‘That was a tremendous mistake. I assure you that for actual ready money I have been worse off since I have been Mr. Piper’s wife than I was as his governess. There are so many demands upon my purse. But if I can do anything next Christmas——’

‘Thank you, dear. We must get on somehow, I suppose. We always have struggled through our difficulties, and I suppose we always shall, thanks to Providence; but it’s a wearing life.’

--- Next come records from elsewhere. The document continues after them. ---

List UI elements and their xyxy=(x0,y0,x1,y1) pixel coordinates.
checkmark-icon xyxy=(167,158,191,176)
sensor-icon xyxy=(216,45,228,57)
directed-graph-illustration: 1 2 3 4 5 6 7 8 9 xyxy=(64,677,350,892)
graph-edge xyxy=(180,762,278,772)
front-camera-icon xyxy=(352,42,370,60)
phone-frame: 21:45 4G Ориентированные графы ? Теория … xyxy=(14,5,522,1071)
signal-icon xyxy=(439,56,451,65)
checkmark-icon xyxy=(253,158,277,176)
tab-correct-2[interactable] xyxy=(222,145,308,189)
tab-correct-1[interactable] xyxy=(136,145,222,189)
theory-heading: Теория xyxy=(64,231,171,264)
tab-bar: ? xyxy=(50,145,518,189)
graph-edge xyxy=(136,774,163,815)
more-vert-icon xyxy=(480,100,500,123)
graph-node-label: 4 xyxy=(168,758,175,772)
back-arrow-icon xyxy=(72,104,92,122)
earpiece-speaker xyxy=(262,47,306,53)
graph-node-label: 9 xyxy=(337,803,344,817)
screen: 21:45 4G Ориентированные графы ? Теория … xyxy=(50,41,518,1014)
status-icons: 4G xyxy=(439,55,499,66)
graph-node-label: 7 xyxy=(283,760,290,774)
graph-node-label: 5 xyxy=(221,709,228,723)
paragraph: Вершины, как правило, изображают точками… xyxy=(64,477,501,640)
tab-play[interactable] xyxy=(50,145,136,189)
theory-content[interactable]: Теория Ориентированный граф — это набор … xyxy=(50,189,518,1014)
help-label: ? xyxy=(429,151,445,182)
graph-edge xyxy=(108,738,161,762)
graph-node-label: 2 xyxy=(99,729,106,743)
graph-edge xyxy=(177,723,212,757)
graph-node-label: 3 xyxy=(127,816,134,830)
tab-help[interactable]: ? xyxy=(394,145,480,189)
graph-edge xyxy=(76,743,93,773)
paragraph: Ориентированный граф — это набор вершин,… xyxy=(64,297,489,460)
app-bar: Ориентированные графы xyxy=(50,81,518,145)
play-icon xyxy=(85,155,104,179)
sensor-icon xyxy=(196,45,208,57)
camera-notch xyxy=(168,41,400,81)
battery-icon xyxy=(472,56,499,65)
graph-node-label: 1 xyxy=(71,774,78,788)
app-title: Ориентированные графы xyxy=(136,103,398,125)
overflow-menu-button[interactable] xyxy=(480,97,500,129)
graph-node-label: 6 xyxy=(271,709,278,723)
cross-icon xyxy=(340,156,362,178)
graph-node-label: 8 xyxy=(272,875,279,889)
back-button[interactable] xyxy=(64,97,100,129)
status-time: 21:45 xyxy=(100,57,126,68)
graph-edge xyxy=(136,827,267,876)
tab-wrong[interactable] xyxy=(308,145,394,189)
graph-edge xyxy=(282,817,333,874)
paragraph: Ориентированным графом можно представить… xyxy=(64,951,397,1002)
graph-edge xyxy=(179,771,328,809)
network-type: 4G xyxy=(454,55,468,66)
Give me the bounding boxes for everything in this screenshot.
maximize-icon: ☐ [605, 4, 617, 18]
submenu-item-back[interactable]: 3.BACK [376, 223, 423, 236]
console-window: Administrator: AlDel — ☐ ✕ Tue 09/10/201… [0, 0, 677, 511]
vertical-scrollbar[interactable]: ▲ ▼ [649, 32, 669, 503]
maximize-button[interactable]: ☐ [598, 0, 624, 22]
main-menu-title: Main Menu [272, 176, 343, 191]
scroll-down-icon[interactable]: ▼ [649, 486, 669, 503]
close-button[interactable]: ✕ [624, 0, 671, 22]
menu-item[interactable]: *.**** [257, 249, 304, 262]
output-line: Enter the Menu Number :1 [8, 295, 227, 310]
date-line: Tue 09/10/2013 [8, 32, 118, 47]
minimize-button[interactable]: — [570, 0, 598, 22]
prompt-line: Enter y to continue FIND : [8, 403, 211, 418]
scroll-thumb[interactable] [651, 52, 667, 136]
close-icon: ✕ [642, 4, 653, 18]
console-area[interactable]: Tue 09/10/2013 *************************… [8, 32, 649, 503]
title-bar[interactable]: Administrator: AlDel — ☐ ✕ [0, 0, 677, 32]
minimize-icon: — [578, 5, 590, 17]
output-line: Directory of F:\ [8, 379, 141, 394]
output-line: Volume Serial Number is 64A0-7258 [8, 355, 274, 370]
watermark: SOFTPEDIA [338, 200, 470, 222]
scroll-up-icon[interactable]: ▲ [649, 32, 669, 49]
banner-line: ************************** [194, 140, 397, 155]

The young Pipers came home for their holidays, and ran riot amidst the splendours and luxuries that Bella had introduced into the sober old house. These young people liked Bella better as a stepmother than they had liked her as a governess. She was very indulgent, so long as they did not spoil the furniture, or annoy her with too much of their society. She gave the girls fine dresses, and allowed them to share all her gaieties. She let the boys ride her ponies, when she did not want to use them. In a word she was a model stepmother, and everybody praised her, except Miss Coyle, who never praised anybody, and Mr. Chumney, who generally reserved his opinion as something too valuable to be parted with except under strongest pressure.

So the briefly glorious summer hurried by, and Bella lived only for pleasure, and to be flattered and followed by Captain Standish. She went to a great many parties among the Wigzell, Timperley, and Porkman section of society, and to a few among the professional classes and landed gentry, which latter were not so splendid as the mercantile entertainments, in the matter of eating and drinking, and were not much more lively; for whereas the Porkmans and Timperleys talked of nothing but money-making, the landed gentry had a language of their own which Bella, clever as she was, had yet to learn. Captain Standish was teaching her a great deal. Under his tuition she had learned to look down upon her fellow-creatures as an inferior set of beings, ‘mostly fools,’ to regard mental culture as a process only valuable to schoolmasters, college dons, clergymen, doctors, lawyers, and that altogether subordinate race which has to earn its bread by the sweat of its brains, to think of money as a stepping-stone to social importance, the pleasure of the present moment as the one vital consideration, the future as an unknown quantity, not worth serious thought.

This was the code of ethics which Bella learned from Captain Standish, but before all and above all he taught her to despise her husband, her husband’s children, and her husband’s surroundings, from the lordly Timperley, swelling with the importance of the biggest mills in the district, to the unpretending Chumney, living in modest retirement upon an annuity of ninety pounds, the result of his laborious existence.

Of this gradual corruption of his wife’s mind honest Ebenezer Piper had no suspicion. Her manner and conduct to him of late had been unexceptionable. The deeper and stronger that feeling of contemptuous aversion grew in the secret depths of her heart, the more carefully did she regulate her outward seeming. She had never appeared sweeter, fairer, or more guileless in her husband’s eyes than when she was most inclined to betray him. Vivien herself, that supreme type of falsehood in woman, employed no finer art against the enchanter Merlin than Bella used to guard herself from the hazard of discovery.

She knew herself false to the core, not quite a subject for the divorce court, but a creature whose good angel had long left her, shuddering and abhorrent.

Mr. Piper had not forgotten Mrs. Dulcimer’s ideas about Captain Standish and Clementina, and when he saw the captain and sister-in-law together he was inclined to believe that there might be some foundation for that inveterate matchmaker’s fancy. The captain had a knack of being particularly attentive to Tina under Mr. Piper’s eye.

And now autumn was approaching, the russet corn was cut in the wide shadowless fields, the ploughman’s white horses were seen moving slowly along the upland ridges, against a cool gray sky.

Captain Standish went up into the wildest part of the moors for a fortnight’s grouse-shooting, and to everybody’s surprise came back to Great Yafford in three days.